Ekspresi tersebut dinyatakan sebagai berikut :
1.  Bentuk Sculptur dari kapel.
Suatu bentuk yang brutal (brutalism), dengan penggunaan bahan-bahan beton di ekspos, menimbulkan kesan kasar, tidak selesai, kontras, dan polos tanpa warna. 
2. Lukisan-lukisan pada  dinding bangunan, dengan permainan sinar didalam bangunan yang mempengaruhi efek visual suatu lukisan.
3.  Arsitektur, dengan permainan  3  elemen utama arsitektur, yaitu atap, dinding, dan lantai.
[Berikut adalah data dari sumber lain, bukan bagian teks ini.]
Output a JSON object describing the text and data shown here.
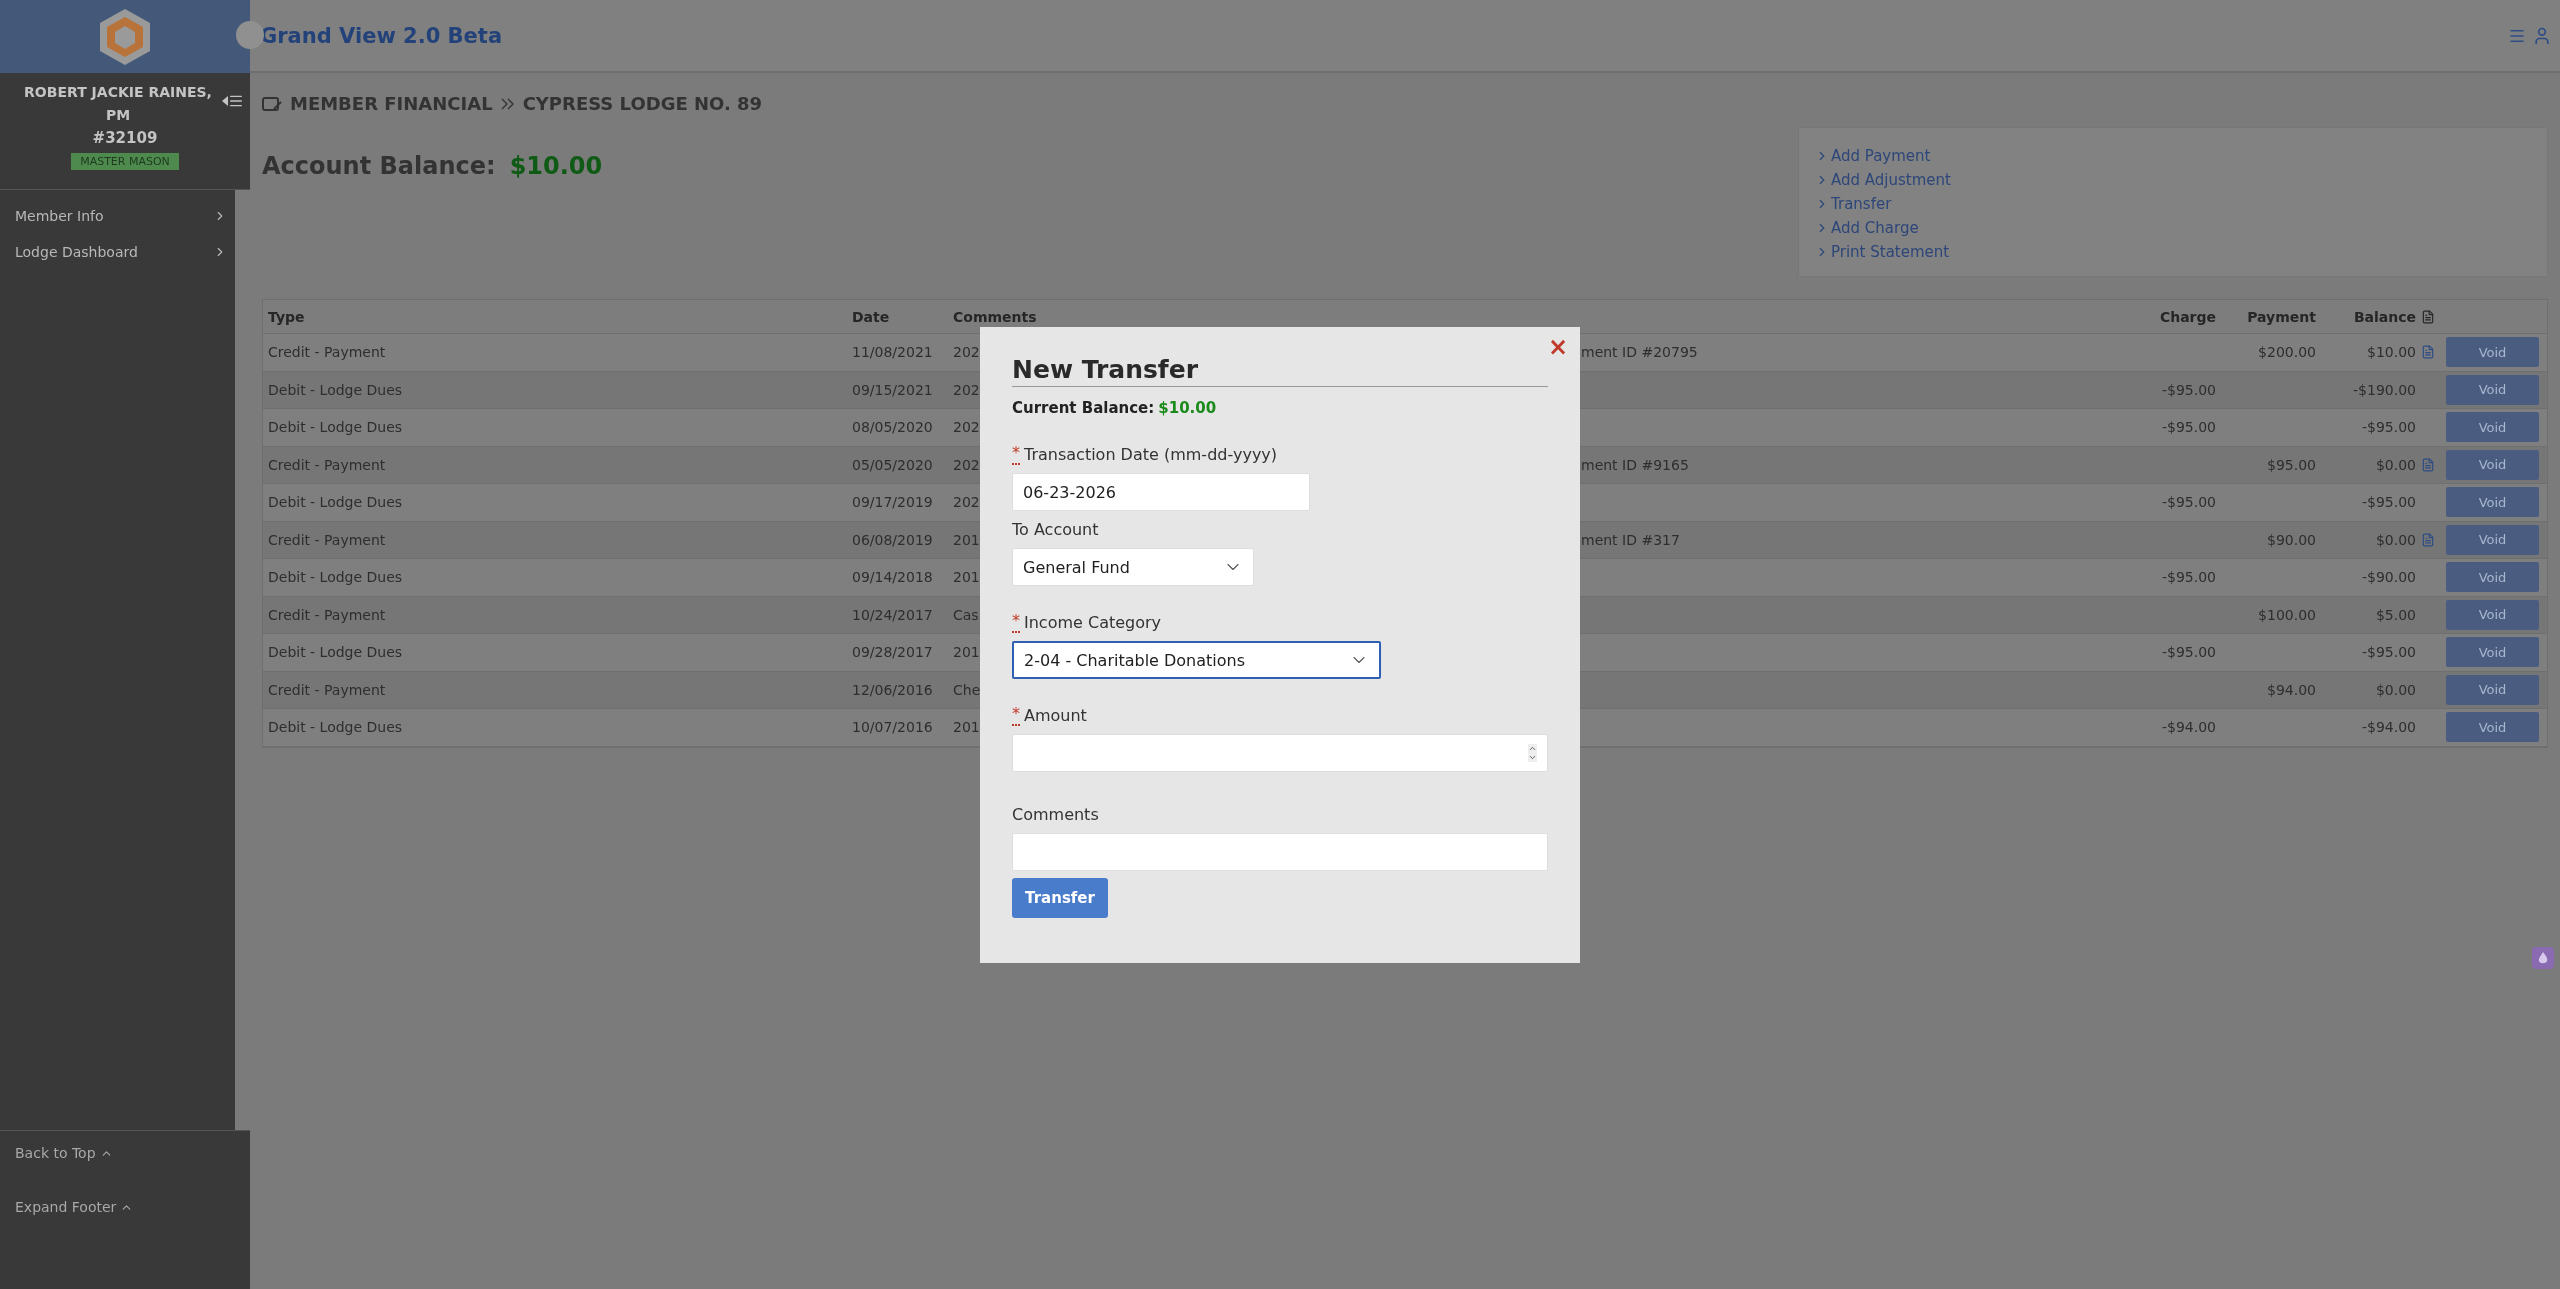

          Pada bangunan ini, efek visual dari bentuk bangunan menimbulkan asosiasi-asosiasi, seperti yang diungkapkan oleh Francoise Choay dalam bukunya tentang Le Corbusier dimana Ronchamp Chapel diasosiasikan sebagai menara pengawas di hamparan kaki bukit (analogi linguistik). Suatu fenomena 'visual acouistics' terbentuk raja bangunan ini. Bentuk-bentuk yang membuat keributan namun terkadang diam membisu.

BAGlAN II 
ALVAR  AALTO

        Alvar Aalto berasal dari Finlandia yang menjadi karakteristik pribadinya. Designnya  memberi ekspresi dengan karakteristik Finlandia tersebut. Karya  Alvar Aalto meliputi arsitektur, mebel, kaca, dan tekstil. Aalto juga menghasilkan konsep yang luas  menyangkut perumahan,  kota, dan perencanaan daerah. Pribadi Aalto berkebalikan dengan  Le Corbusier ; cenderung santai dan mengalir daripada kasar dan bergelora, tenang daripada terus  terang.  Dia hampir tidak berniat atas
keterlibatannya dengan dunia modem.

        Dalam meringkas keseluruhan karya seorang arsitek dapat dilihat dari "imej"-nya. Aalto menganggap arsitektur adalah suatu  tempat dimana suatu  sistem berhubungan dengan sistem lainnya. Misalnya dinding yang menembus dengan atap dan atap menerus dengan langit. Aalto mempunyai obsesi untuk memperlihatkan suatu yang kontras. Bahasa arsitektural yang dikembangkan oleh Aalto sangat kaya dan menggunakan arti-arti ekspresif secara keseluruhan (totalitas). Kekayaan disini
berarti kekayaan nilai (makna).
 
        Pertemuannya dengan Herry dan Mairea Gullicchson memberikan kesempatan padanya  menuju produksi industri. Aalto kemudian mendesign mebel untuk produknya. Dari sinilah Aalto mengenal dan kembali menghargai kayu sebagai bahan ekspresinya diatas beton. Menurut Aalto  masalah arsitektural yang paling sulit adalah membentuk lingkungan  sekitar bangunan kedalam skala manusia. Lahan yang tersisa sebaiknya tidak diolah hanya  sebagai taman melainkan  pergerakan organik dari manusia dapat bersesuaian  dengan bentuk tapak (site), sehingga didapat hubungan  yang erat antara manusia arsitektur.  Dalam 'Paris Pavillion' masalah ini dapat diselesaikan. Pendekatan  organik dari manusia diterapkan  Aalto pada detailnya. Viipuri Library dan Paimio Sanatorium. Meskipun dibangun dengan beton bertulang, tetapi Aalto tetap memberikan waktu  untuk memperluas dengan aturan  fungsionals dengan tujuan untuk mencukupi baik kebutuhan fisik maupun psikis.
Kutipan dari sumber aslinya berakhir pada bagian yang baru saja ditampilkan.